As I did with last Sunday’s psalm selection, I would now like to consider the shared theological framework of Psalm 95 and the other lectionary texts: Ezekiel 34:11-16, 20-24; Ephesians 1:15-23; and Matthew 25:31-46. Although these three other passages don’t contain all of the same literary and thematic elements, one can prepare an effective comparison and contrast of divine imagery of shepherding and judgment. Here I am building on the two specific verbal echoes between Psalm 95:1-7a and 7b-11: the noun, “people” and the verb, “to enter, come in.”
In the first section of the psalm there is reassurance that Israel is indeed “the people of (God’s) pasture” who are called to come and worship God. However, in the second section, Israel becomes “a people whose hearts go astray” and “shall not enter (God’s) rest.” How do the other lectionary passages inform our understanding of this tension between shepherding and judging in order to enhance our proclamation of Psalm 95 as scripture? Each passage makes its own contribution to understanding how the beloved community of worship could become the heart-hardened people who put God to the test.

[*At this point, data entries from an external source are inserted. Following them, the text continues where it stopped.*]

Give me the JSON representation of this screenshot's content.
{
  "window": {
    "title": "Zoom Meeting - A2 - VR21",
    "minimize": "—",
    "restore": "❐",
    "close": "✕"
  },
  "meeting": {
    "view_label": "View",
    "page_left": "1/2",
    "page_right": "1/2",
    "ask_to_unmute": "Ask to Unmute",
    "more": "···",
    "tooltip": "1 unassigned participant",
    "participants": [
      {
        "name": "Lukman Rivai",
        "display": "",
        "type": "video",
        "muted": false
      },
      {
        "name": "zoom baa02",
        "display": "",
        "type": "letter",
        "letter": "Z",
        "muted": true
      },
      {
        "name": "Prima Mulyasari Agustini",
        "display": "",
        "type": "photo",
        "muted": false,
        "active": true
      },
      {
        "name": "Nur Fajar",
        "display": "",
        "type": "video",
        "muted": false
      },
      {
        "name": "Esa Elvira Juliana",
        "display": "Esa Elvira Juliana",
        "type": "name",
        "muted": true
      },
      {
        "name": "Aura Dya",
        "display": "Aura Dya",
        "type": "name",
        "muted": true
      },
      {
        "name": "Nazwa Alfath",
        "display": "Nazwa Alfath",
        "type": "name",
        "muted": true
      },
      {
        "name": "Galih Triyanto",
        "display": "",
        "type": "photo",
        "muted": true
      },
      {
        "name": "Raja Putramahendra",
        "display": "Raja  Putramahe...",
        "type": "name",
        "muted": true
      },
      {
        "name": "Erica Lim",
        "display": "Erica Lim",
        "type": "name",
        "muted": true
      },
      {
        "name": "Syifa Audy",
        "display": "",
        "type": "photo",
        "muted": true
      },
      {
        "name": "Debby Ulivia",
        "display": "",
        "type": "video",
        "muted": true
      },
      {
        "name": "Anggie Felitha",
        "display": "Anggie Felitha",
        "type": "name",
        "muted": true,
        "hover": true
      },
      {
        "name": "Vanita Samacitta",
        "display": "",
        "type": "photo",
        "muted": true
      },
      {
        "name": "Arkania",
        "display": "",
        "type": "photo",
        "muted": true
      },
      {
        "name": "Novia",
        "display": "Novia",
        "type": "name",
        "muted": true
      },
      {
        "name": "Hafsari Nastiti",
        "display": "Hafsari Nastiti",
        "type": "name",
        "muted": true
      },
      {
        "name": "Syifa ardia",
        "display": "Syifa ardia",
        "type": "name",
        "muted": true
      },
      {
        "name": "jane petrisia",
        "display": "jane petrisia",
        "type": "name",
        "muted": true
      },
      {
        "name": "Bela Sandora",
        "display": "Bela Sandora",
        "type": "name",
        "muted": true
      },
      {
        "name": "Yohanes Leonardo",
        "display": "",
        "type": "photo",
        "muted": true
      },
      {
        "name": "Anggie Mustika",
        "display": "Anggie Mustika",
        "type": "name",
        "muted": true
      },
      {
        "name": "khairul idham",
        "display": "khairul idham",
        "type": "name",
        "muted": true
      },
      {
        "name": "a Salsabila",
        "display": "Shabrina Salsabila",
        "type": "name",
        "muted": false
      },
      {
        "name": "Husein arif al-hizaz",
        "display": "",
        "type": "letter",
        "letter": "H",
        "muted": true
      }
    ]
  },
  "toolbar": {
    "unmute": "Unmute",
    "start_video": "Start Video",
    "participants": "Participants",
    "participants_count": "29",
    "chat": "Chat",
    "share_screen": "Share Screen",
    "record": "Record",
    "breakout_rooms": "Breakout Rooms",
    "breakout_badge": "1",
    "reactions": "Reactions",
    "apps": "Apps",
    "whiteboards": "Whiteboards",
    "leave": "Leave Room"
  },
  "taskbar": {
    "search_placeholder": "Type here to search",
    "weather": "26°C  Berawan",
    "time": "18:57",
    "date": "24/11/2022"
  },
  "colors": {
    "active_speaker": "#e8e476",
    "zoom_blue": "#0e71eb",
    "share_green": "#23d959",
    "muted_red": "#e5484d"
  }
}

Ezekiel 34 considers the responsibility of Israel’s failed leadership. The selection of verses does not quite capture the contrast portrayed in the full chapter, but it reflects some of the message that Israel itself is a divided flock because of the false “shepherds,” most likely unjust kings who have used and abused the sheep of God. God, the shepherd, “will judge between the fat sheep and the lean sheep” (verse 20). Consistent with the Old Testament hope for a messianic king, God “will set over them one shepherd, my servant David, and he shall feed them” (verse 23). Although Psalm 95 refers more generally to Israel’s “ancestors” rather than making specific leaders responsible for the wilderness apostasy, some narratives such as Numbers 16 identify individuals who sought to undermine Moses’ authority.
The parable of the “sheep and the goats” in Matthew 25 has obvious parallels to the division of the flock in Ezekiel, but Jesus directs judgment toward “the nations” (verse 32) who did not care for “the least of these who are members of my family” (verse 40). The scene of judgment is now global in scope and those in need are Jesus’ family (“brothers” in the original Greek) who have gone out among the nations. To the extent that the nations received and ministered to the believing community of faith, they are welcomed into eternal life (verse 46). Each generation of human history has its time to respond with open hearts to God’s poor and needy children.
Finally, the prayer in Ephesians 1 seeks God’s grace for the church as the body of Christ to live with wisdom and hopefulness. Two clear allusions to Psalm 95 are the references to the “hearts” of the Ephesian believers being enlightened (verse 18) and Christ’s rule above all “authority, power, and dominion” (verse 21). There is no undertone of the judgment found in the other passages we’ve discussed, but the fact that the apostle is praying for the church to live into their “faith in the Lord Jesus” and “love toward all the saints” (verse 15) implies that diligence is required to be God’s people. The upshot of this tour through these passages is that Psalm 95’s combined themes of worship and warning cannot easily be dismissed as someone else’s concerns. We’re all responsible to answer a call to worship and heed a call for just discipleship.